Further down the scenic valley between the McByrde Garden and the Pacific Ocean lies the beautifully-landscaped Allerton Garden. Once a large sugar plantation, Robert Allerton, the only son of a wealthy bank owner, purchased a beachfront tract of land to create an artfully-designed garden. With a touch of European elegance, the garden boasts an enchanted bamboo forest, bronze mermaid statues, grand fountains, and small, man-made waterfalls.

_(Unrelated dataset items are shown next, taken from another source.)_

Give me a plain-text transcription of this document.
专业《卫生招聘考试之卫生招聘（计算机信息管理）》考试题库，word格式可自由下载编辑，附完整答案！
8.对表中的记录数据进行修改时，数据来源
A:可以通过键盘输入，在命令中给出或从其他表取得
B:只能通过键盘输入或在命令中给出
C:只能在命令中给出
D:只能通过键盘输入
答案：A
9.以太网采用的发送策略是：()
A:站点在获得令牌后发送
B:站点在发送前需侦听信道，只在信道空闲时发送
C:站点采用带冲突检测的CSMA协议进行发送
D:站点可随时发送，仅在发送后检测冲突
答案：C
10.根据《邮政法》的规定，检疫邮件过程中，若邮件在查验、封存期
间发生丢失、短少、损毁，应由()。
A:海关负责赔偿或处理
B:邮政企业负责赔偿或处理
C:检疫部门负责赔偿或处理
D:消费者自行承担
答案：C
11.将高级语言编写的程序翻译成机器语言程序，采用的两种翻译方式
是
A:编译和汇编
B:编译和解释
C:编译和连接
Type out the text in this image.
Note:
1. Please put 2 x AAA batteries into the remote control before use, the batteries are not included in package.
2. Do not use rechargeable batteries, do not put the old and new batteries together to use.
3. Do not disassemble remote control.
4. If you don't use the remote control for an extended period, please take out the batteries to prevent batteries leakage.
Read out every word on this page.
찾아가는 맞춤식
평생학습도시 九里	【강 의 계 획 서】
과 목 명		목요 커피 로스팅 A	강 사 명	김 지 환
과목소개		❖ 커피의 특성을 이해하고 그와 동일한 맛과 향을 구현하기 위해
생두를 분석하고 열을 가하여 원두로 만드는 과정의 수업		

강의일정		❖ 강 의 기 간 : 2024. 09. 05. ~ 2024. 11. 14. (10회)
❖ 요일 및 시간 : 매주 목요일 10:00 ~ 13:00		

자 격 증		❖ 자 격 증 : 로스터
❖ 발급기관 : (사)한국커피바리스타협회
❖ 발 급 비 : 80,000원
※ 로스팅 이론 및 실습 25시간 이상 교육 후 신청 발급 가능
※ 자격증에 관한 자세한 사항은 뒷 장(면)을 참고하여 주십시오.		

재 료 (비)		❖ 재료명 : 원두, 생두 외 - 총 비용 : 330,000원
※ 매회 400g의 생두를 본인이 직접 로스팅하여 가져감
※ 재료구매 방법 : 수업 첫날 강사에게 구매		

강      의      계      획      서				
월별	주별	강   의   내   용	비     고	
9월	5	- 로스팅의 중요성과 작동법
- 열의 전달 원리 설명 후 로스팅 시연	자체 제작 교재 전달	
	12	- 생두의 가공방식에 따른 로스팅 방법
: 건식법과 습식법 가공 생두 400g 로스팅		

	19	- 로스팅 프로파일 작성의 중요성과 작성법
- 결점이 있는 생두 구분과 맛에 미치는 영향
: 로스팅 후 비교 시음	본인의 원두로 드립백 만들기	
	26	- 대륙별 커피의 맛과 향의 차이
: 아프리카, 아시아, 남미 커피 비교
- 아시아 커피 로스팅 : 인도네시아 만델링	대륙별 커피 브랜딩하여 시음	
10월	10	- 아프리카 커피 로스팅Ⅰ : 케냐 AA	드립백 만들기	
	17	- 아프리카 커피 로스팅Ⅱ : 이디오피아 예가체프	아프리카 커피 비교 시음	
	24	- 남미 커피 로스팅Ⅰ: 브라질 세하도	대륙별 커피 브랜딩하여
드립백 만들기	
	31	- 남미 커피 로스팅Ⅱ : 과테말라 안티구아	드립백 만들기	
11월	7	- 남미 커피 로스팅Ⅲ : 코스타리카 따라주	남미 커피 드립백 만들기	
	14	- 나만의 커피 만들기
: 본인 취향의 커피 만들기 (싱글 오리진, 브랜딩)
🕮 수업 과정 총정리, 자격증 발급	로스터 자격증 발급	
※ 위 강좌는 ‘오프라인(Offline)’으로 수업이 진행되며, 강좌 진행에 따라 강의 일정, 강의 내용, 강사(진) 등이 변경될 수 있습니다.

The Allertons are said to have thrown Great Gatsbyesque soirees on their manicured grounds, as the “garden rooms” were planned as an extension of their home. The stone staircases and paths that wind through the less-traversed parts of the garden are so overgrown that they seem to lead to secret outdoor rooms. A number of movie scenes have been filmed in this garden, including footage for South Pacific and Pirates of the Caribbean. The garden is home to the Moreton Bay fig trees, iconic and revered for their giant, exposed root systems, which were also featured in the dinosaur egg discovery scene of Jurassic Park.
The third garden on Kauai, Limahuli, is situated on the wetter, northern end of the island passed Hanalei Bay, home of “Puff the Magic Dragon,” and near the breathtaking, rugged cliffs of the Na Pali Coast. In Hawaiian, Limahuli means “turning hands,” a name that honors the Hawaiians that built the lava rock agricultural terraces on the property. Surrounded by verdant, peaked mountaintops, the stepped garden sits in a valley that overlooks the Pacific Ocean.
Up in the hills surrounding the valley, conservationists are restoring native Hawaiian forests by ceaselessly clearing invasive plant species. The Limahuli stream, one of the last pristine waterways in Hawaii, picturesquely cuts through the garden and serves as a swimming hole for local kids that eventually flows out to the ocean. After a stroll around the grounds, visitors can rest in the garden’s Hawaiian hale, an open-walled, traditional thatched roof house made by hand from palm fans. It’s a simple but magnificent spot– the perfect botanical getaway on an island steeped in mystery.